The Universe is a Minor Key
The orbiting X-ray satellite Chandra in 2003 observed concentric shells of higher-pressure gas in the Perseus galaxy cluster, 250 million light years away from a suspected black hole. As intergalactic gas and dust spirals to its doom into the black hole, it is accelerated and compressed, causing it to radiate its energy outward in both energetic X-rays and physical compression waves, i.e. sound. Andrew Fabian and Steve Allen of the Institute of Astronomy in Cambridge found the shells produced by the latter phenomenon correspond to a B flat, but one so deep that it is 57 octaves below what we can hear.
This is no feeble tone, however. This black hole has been singing for an estimated 2.5 billion years, unleashing a total energy of 100 million exploding suns in the process. Astronomers theorize that this may be the heating mechanism responsible for keeping the tenuous gas they observe between galaxies so anomalously hot. Along with playful gravitational interactions between galaxies, this blistering gas provides the impetus for blue, star forming galaxies like our own to turn into quiescent red elliptical galaxies over time. As galaxies run across this intergalactic medium, their own star forming fuel is stripped away, leaving them to fade and redden as fewer new blue stars are born within them.

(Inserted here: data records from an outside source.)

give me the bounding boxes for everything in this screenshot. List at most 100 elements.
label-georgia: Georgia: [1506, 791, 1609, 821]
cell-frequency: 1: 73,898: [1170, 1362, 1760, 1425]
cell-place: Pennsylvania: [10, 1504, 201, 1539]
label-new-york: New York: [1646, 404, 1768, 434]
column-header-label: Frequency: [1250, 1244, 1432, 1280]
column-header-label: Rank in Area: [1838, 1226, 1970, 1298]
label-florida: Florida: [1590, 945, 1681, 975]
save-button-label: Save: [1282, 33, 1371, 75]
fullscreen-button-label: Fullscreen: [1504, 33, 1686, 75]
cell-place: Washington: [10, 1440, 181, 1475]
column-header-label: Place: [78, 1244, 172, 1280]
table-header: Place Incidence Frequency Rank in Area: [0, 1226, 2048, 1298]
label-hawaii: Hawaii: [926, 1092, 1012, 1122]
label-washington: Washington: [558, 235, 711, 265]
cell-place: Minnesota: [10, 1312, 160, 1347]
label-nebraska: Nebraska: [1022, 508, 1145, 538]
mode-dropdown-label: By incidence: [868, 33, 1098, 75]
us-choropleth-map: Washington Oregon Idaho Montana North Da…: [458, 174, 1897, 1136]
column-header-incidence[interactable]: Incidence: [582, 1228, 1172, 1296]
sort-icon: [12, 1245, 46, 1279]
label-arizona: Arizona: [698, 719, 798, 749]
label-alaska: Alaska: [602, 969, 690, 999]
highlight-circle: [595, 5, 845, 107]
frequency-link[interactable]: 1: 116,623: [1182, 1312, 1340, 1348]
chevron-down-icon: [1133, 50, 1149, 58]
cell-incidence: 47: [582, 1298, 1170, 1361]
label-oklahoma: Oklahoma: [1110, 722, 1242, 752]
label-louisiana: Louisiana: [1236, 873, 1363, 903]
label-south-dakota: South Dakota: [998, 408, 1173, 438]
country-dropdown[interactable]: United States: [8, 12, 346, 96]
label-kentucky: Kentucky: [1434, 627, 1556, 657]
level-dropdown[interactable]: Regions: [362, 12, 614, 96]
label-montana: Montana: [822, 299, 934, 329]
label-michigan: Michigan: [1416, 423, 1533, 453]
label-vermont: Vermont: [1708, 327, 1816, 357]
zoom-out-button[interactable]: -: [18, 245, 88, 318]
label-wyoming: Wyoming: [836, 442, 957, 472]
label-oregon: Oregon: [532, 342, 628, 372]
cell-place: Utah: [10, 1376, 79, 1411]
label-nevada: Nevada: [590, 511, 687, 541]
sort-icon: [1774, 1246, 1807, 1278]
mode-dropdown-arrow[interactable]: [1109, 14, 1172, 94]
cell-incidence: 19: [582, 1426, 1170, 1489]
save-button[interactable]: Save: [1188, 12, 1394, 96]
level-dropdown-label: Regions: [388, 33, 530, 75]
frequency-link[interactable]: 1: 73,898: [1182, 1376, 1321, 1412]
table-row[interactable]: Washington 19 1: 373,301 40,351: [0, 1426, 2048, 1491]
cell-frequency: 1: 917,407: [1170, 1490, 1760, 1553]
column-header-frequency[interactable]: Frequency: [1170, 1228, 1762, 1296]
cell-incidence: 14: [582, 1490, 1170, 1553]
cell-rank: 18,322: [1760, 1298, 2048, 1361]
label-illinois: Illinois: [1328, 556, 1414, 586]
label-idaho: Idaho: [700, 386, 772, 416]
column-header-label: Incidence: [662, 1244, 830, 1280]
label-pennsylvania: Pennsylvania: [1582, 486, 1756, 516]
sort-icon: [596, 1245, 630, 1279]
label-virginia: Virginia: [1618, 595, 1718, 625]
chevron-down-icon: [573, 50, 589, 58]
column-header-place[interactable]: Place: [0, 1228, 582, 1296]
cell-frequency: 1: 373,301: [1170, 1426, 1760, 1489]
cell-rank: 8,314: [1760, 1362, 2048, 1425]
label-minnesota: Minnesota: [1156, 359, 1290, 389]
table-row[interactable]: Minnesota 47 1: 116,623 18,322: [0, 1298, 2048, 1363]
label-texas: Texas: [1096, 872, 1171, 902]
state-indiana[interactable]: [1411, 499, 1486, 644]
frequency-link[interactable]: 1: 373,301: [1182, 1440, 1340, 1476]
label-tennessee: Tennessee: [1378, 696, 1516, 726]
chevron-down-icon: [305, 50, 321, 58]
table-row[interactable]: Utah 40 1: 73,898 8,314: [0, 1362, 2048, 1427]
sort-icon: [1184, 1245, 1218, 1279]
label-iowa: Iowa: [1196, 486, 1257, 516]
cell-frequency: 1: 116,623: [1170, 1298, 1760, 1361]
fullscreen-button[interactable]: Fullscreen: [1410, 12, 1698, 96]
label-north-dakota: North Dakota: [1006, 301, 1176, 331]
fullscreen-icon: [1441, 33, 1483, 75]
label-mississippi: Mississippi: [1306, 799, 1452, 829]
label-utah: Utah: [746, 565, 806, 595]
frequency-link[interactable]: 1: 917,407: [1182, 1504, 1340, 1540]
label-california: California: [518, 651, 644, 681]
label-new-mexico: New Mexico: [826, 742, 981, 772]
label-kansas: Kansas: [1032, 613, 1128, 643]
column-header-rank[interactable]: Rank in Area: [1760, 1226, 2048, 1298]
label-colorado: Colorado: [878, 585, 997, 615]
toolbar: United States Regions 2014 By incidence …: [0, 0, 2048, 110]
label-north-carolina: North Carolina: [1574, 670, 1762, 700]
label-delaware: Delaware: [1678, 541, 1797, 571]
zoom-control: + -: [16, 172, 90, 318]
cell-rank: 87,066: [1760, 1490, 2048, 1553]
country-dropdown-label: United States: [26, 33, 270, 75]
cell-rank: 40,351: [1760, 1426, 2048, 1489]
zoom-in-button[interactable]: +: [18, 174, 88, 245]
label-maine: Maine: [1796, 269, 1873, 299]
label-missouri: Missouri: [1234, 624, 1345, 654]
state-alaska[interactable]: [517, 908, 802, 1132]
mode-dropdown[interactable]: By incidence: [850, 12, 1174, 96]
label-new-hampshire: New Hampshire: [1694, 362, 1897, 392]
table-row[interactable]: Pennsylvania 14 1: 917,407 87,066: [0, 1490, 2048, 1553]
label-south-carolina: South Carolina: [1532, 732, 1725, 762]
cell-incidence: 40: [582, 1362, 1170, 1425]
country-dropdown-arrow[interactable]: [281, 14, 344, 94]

Astronomers can also synthesize music from the murmurings of the largest scales of the universe around us, stemming from the tiniest quantum-sized fluctuations billions of years in the past.
In practice, Astronomers can only see back to 380,000 years after the Big Bang, some 13.7 billion years ago. At this time of “recombination,” the expanding universe cooled enough for atoms to form from protons and neutrons. The light from this event has since expanded with the universe and cooled to a lukewarm 3 degrees above absolute zero. But by making some assumptions about the geometry and content of the Universe before this time, when the cosmos was too opaque to see anything, Mark Whittle at the University of Virginia made a sound clip chronicling our spacetime fabric’s first million years.
Compressing this time into a 5 second recording, the big bang sounds nothing at all like the awesome explosion many expect. Its stunning silence is a testament to its initial radial expansion, when no pressure waves yet congealed in the matter-energy soup. As quantum fluctuations begin to froth in this plasma of primordial matter, the cosmos adopt a major chord, switching to a minor third as time goes on.
Mathematically, this much like what occurs in the interstellar medium. The main difference here is that bigger and bigger disturbances are allowed as the scale of the universe increases. These pressure waves oscillate until atoms form, at which point the prevailing sound speed of the material in the Universe plummets. These waves effectively “stall out” and freeze at a distance scale of 150 million parsecs, or 4.6 x 1021 km.
Scientists can correlate these veritable wavesicles to the 3 degree Cosmic Microwave background, or CMB measured by projects like WMAP or BOOMERANG. The bubbly patches in CMB maps arise from temperature (or density) fluctuations at recombination, whose characteristic sizes tell us about the universe’s geometry and composition. Along with deep imaging surveys like Sloan and the 2 Degree Sky Survey, these “anisotropies” have hinted that the Universe is geometrically flat like some kind of three dimensional pancake, it has an unseen Dark Matter component that outweighs visible matter by ten to one, and an enigmatic, repulsive Dark Energy that outweighs both kinds of matter combined.